Recently, I have been taking part in a play-by-post D&D campaign with some Discord friends, and decided to try something different for a character concept. I got the idea in a roundabout way from Lord of the Rings, namely a somewhat obscure character named Cirdan the Shipwright. It dawned on me that elves could forge things well, just like dwarves, even if their sense of style would be different. That led to Fenmaer Wasanthi, the high elf forge domain cleric, my PBP character.
For class-racial stats, high elves don’t make optimal clerics, but flavor-wise (and again borrowing from LoTR lore) it just made more sense than a wood elf forge cleric. High elves give off a vibe of cleverness, and crafting that wood elves don’t, so that seemed to mesh with the flavor of the forge cleric, even if I lose some stat benefits.

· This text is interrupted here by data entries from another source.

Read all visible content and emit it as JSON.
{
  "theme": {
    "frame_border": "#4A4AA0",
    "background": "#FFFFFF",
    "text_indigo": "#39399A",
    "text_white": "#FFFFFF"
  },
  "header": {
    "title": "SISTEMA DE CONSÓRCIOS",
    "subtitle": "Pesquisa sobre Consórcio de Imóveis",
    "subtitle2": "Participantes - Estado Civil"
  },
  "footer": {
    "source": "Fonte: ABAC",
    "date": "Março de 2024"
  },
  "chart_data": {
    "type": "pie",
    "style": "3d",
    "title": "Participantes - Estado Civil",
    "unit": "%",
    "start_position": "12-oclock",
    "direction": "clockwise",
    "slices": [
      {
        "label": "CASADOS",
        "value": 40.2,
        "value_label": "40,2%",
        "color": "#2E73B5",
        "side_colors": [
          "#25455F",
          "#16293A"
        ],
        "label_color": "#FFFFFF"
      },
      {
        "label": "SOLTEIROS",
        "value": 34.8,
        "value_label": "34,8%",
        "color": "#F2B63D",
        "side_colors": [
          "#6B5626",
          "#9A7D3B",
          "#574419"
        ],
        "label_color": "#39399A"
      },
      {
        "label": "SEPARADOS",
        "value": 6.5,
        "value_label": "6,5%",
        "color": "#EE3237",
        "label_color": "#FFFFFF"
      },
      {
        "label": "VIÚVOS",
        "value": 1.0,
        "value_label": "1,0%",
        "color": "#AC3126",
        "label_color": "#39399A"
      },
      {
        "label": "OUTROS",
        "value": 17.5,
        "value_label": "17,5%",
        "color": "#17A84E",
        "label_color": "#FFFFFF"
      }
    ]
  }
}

Still, how does one play a forge cleric? For the PBP campaign, we have an unusual composition in that we have wizard, druid and myself, the cleric. That means no melee fighters by default. It took me a session or two to realize that Fenmaer would be taking on the melee role while his partners would stay back and use magic. Because Forge Clerics get heavy armor proficiency by default, plus Blessing of the Forge to give my armor an extra +1, I could maintain a pretty high AC (19) easily enough. One would argue that Blessing of the Forge is one of the funnest reasons (besides good armor proficiency) to play a Forge Cleric. I have used it to give +1 to my weapon as well, and if we had a proper melee fighter, I could have easily just blessed their weapon instead.
However, the first couple Adventurer’s League modules that we played didn’t go particularly well. This was because I kept trying to play Fenmaer as an offensive cleric. I would cast Searing Smite (something that forge clerics get for free), whiff the attack and waste my spell slot (or it would hit and do middling damage). For Guiding Bolt, it was hard to cast because I would have disadvantage if the target was within 5ft, so I would have to risk backing up, and then it would still miss.
Later, it finally dawned on me that my Cleric abilities still worked better than my melee combat, but that I still need to stay on the front line. In other words a “tank cleric”: someone who can leverage cleric abilities while still absorbing potential attacks. So my strategy lately has been to:
- Using Bless to improve the team’s attack capabilities and saving throws. Since this persists for multiple rounds, I get more bang for my buck, my other cast partners get better hit %’s and I can still hit with my sword better. Win-win.
- For beefy attacks, using Inflict Wounds will work better than something like Guiding Bolt since I don’t have any disadvantage when I am up in an opponent’s face. With Bless in play, that also has a better chance to hit.
The gist here is that by focusing on buff spells, high AC, and clerical spells that require melee spell attacks, I get more bang for my buck on my limited spell slots, and provide more impact on the battlefield.
But the Forge Cleric gets noticeably better starting at 6th level onward: resistance (and then later full immunity) to fire, heavy armor gets additional AC benefits, etc. It kind of puts a Forge Cleric on a single development track (e.g. fire + heavy armor), but it makes sense flavor-wise, and like any good role-player, you play to your strengths rather than worrying about your weaknesses.
Speaking of fire, the emphasis on fire and metal makes for interesting flavor challenges for an elf. Normally, we associate elves with nature, greenery, etc, not fire and metal. However, there is a Forge domain deity for Elves named Darahl Firecloak (or Darahl Tilvenar in Elvish). He only gets a tiny mention in 5e’s Mordenkainen’s Tome of Foes, but older lore explains that Darahl is something of a black sheep in the Elvish pantheon due to a past tragedy he unwittingly committed, and his tendency to be more open to non-Elf converts. It makes for fun cleric role-playing: trying to revive Darahl’s religious community. Fenmaer’s backstory in particular is that he is from the community of Elventree near Mulmaster (where many D&D Adventurer’s League modules are based), and a small, diminishing community of high elves. Fenmaer’s motivation has been to revive the fortunes of his community and recover lost lore, forging methods, etc.
But also, going back to Tolkien, the high elves of D&D strongly correlate to the Noldor of the Silmarillion, due to their craftiness and emphasis on magic and forging artifacts (e.g. the Silmaril jewels), less so on nature. So, the idea of elves crafting is not as far-fetched as modern pop-culture would imply. This is one of the reasons I tend to play elves a lot in D&D: there’s a surprising variety of elf subtypes if you know your Tolkien. 😉
As for Forge Clerics, they have a clear track for development, and if you’re willing to play to its strengths, it’s a pretty fun interesting domain for clerics to explore, especially when you mix with interesting cultural interactions.
P.S. Briefly posted on another, experimental side-blog, decided to move here for consistency.